DİRENİŞ, MÜCADELE VE KURTULUŞ

Direnişi, isyanı, mücadeleyi ve ulusal kurtuluşu simgeleyen 19 Mayıs’ın gençlere armağan edilmesi, elbette tesadüfü değildir. Bu değerleri her koşulda yaşatacak olan öncelikle gençlerdir.

Toplumumuz içinde gençler, nicelik olarak önemli bir büyüklüğü temsil ederler. Ama aynı zamanda onlar yeniliğin, gelişmenin, çağdaşlığın, Aydınlanmanın öncüleridir. 19 Mayıs’ın gençlerle bütünleşmesi, bir bakıma özündeki devrimciliğin kuşaktan kuşağa aktarılması ve sürekli yaşatılmasıdır.

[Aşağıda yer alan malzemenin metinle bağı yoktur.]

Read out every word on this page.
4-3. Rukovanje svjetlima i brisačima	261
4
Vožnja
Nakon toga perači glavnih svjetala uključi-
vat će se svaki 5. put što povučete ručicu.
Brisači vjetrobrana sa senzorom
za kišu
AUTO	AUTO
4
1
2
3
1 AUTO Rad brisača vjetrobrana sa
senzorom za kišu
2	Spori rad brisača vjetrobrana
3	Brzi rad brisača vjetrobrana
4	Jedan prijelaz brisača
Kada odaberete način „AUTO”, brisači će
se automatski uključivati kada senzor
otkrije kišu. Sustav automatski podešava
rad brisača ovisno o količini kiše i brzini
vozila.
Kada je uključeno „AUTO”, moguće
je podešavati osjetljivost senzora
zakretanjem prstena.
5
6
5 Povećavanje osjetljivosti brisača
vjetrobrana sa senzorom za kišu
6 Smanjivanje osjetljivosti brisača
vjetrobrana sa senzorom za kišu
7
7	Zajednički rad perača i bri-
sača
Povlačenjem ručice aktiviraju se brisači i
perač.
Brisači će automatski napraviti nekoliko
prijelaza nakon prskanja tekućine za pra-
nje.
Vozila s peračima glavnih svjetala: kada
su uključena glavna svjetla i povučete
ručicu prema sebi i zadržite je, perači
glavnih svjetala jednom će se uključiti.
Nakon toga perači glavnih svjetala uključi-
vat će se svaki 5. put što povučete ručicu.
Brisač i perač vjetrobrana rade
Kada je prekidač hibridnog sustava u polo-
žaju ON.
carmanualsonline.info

Unutmayalım ki gençler toplumun geleceğini yansıtırlar. ‘Gençlik gelecek, gelecek gençlik’ özdeyişi elbette boşuna söylenmemiştir. Bu yaklaşımın, toplumsal yaşamda derin izleri vardır. 19 Mayıs 1919’un 105. yılında, altını kalınca biçimde çiziyoruz; 19 Mayıs, umudun, gençliğin, mücadelenin ve aydınlık bir geleceğin simgesidir.

***

DÜNYA ÇİFTÇİLER GÜNÜ’NDE, ÇİFTÇİMİZİN DURUMU

14 Mayıs, birçok ülkede ‘Dünya Çiftçiler Günü’ olarak kutlanıyor. Bu yıl ülkemizde de çiftçiler, bu anlamlı günü oldukça buruk ve endişeli biçimde karşıladılar.

14 MAYIS VE ÇİFTÇİ GÜNÜ

14 Mayıs, Uluslararası Tarım Üreticileri Federasyonu’nun (İFAB) kurulduğu gündür. Ülkemizde bulunan Türkiye Ziraat Odaları Birliği (TZOB), bu uluslararası

kuruluşun üyesidir. 14 Mayıs; 1984 yılından itibaren, Türkiye dahil kuruluşa üye olan tüm ülkelerde ‘Dünya Çiftçiler Günü’ olarak kutlanmaktadır.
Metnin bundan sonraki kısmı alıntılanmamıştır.